Line 7 causes later triangles to occlude earlier triangles in temp. This "painter's algorithm" occlusion ordering is in lieu of a hidden-surface algorithm, which you will learn about later in the course.

Line 9 implements a box filter, i.e. all subpixel positions are given equal weight. By modifying this interpolation formula to include a weight that varies with subpixel position relative to the center of the filter kernel, you can implement other reconstruction filters.

Line 10 causes the screen to be updated after all triangles have been rendered at each subpixel position, thus implementing a kind of progressive refinement. This is the required functionality. If you want to see your scan converter run faster, provide a check box that allows the user to disable display until the end of the scan conversion process.

If your progressive refinement is working correctly, what you should see is: after the first supersample location -> a canvas with all triangles at full intensity but with jaggies, after the second -> an average of two full-intensity images that are slightly spatially offset from one another, producing a bit of blurring, and after all s positions -> a nicely antialiased image. This week's lecture notes include a link to examples of antialiased images. Look also at figure 3.56 in the text. The method they use to produce that figure is different (that is prefiltering, not supersampling and averaging down), but the visual effects are similar.

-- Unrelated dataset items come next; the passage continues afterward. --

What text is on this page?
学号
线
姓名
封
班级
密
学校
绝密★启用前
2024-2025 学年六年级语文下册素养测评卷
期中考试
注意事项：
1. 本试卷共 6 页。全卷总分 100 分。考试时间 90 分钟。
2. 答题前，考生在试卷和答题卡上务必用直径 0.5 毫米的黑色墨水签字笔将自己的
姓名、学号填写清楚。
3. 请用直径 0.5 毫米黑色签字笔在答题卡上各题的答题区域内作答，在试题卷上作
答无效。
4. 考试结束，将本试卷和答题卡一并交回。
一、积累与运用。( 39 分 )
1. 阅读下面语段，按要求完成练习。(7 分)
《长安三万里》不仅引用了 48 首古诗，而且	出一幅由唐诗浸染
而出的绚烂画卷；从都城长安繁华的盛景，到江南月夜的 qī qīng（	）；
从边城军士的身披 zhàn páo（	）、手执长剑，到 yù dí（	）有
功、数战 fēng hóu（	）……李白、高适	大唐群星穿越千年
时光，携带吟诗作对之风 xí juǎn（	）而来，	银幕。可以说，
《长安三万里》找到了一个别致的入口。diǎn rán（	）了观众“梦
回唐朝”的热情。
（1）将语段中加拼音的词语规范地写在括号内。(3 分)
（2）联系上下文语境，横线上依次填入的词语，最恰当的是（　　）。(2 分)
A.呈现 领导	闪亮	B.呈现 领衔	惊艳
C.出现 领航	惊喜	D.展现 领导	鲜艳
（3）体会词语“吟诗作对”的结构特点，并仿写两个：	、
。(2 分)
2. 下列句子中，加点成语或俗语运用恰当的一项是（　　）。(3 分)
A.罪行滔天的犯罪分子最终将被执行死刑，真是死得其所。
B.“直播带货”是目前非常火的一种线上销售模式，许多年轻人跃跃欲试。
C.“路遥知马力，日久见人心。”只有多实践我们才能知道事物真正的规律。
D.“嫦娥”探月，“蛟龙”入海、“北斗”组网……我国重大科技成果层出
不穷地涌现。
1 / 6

One final hint. For large numbers of samples (i.e. large values of s), line 9 will yield significant quantization artifacts. In these situations, you may need to use canvas arrays of 16-bit or 32-bit integers (one each for R,G, and B), sum your temp images into this array without first scaling each contribution (i.e. don't scale by 1/i), then normalize into a third array of 8-bit per color component pixels for display on the SGI. I don't require that you implement this, but if you do, you will have the pleasure of being able to progressively refine your images even for large s.